I personally do not consider loop unrolling as "generating an array of PEs" but some people are very keen on calling it that; this is just a matter of notation and is unrelated to what the compiler actually does. In fact, I would assume the compiler uses the same algorithm to unroll loops all the time. I can point you to multiple papers where the authors draw an array of PEs to describe their design while all they have actually done in the code is to add #pragma unroll to a loop... I am suspecting this might also be the case with the DLA paper. In fact, the best example of this is probably "Section 9.1.2. Use a Single Kernel to Describe Systolic Arrays" of the Best Practices Guide where it is described that now it is recommend to avoid autorun kernels on Startix 10 and instead use a single-kernel design to describe systolic arrays, while the code example is just unrolling two loops... This will just result in a single long and wide pipeline and not what I would call a systolic array which is a set of disjoint PEs connected with FIFOs and implicitly synchronized using the stall signals of the FIFOs... Please note that much of what I say here are my own personal opinions based on my personal experience and I could always be wrong.
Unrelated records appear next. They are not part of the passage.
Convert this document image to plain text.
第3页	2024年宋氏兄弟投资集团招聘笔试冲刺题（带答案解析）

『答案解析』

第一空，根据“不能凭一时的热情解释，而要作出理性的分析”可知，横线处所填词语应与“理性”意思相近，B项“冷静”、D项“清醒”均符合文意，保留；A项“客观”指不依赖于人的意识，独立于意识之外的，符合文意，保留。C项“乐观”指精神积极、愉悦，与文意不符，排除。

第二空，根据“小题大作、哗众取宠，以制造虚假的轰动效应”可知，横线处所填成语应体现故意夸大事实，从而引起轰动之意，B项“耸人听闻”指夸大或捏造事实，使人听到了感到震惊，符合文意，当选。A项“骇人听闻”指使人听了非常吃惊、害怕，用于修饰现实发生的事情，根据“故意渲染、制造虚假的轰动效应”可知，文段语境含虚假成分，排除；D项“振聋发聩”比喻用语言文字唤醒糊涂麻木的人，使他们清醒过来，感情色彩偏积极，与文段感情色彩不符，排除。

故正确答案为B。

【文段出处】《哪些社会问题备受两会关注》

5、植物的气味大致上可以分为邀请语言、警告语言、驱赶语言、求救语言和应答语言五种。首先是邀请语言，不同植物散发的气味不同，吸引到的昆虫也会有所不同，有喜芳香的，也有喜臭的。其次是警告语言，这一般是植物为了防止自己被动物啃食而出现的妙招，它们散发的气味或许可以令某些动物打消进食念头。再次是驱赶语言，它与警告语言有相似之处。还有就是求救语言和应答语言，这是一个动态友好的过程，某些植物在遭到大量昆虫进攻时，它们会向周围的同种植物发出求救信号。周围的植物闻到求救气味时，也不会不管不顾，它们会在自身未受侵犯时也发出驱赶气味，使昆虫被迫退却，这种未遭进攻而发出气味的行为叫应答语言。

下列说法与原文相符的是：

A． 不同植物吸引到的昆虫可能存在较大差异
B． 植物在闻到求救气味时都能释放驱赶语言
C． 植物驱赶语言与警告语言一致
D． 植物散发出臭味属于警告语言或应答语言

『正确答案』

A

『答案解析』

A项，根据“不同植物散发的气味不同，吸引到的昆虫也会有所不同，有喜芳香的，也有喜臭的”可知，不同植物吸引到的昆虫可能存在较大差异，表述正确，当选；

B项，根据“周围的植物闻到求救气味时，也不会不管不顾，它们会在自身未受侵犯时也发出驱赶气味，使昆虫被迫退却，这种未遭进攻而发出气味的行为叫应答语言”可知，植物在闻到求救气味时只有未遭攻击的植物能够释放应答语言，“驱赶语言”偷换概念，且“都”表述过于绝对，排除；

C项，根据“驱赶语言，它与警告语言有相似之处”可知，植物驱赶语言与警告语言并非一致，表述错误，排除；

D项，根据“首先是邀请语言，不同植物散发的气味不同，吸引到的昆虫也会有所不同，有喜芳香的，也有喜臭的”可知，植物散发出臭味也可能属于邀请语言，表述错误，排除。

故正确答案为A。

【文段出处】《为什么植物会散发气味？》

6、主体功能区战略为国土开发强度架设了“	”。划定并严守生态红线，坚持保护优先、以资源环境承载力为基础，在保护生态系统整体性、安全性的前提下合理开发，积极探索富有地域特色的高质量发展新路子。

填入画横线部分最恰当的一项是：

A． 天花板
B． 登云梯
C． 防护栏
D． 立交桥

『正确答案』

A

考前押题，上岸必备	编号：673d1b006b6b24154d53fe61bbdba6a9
Regarding resource utilization, MLAB estimation has only been added to the HTML report but not to the area report summary printed to stdout. The mapping of the rest of the resources is like this:
ALUT from HTML report = ALUT from summary
FF from HTML report = Dedicated logic registers from summary
RAMs from HTML report = Memory blocks from summary
DSP from HTML report = DSP from summary
Logic utilization from summary (supposed to estimate ALM usage) = ALUT + Dedicated logic registers/FF
You should remember that the report just uses a resource model Intel has come up with and can be highly inaccurate at times (both over and under-estimated). Specifically, the logic utilization estimation is very inaccurate and usually over-estimated since it does not account for the fact that much of the required ALUT and FFs will be mapped to the same ALM; then again estimation this mapping with any reasonable degree of accuracy will be very difficult. What I do is that I totally ignore the logic utilization and just place and route the design to see what happens; if the logic was indeed over-utilized, then I will go and modify my kernel.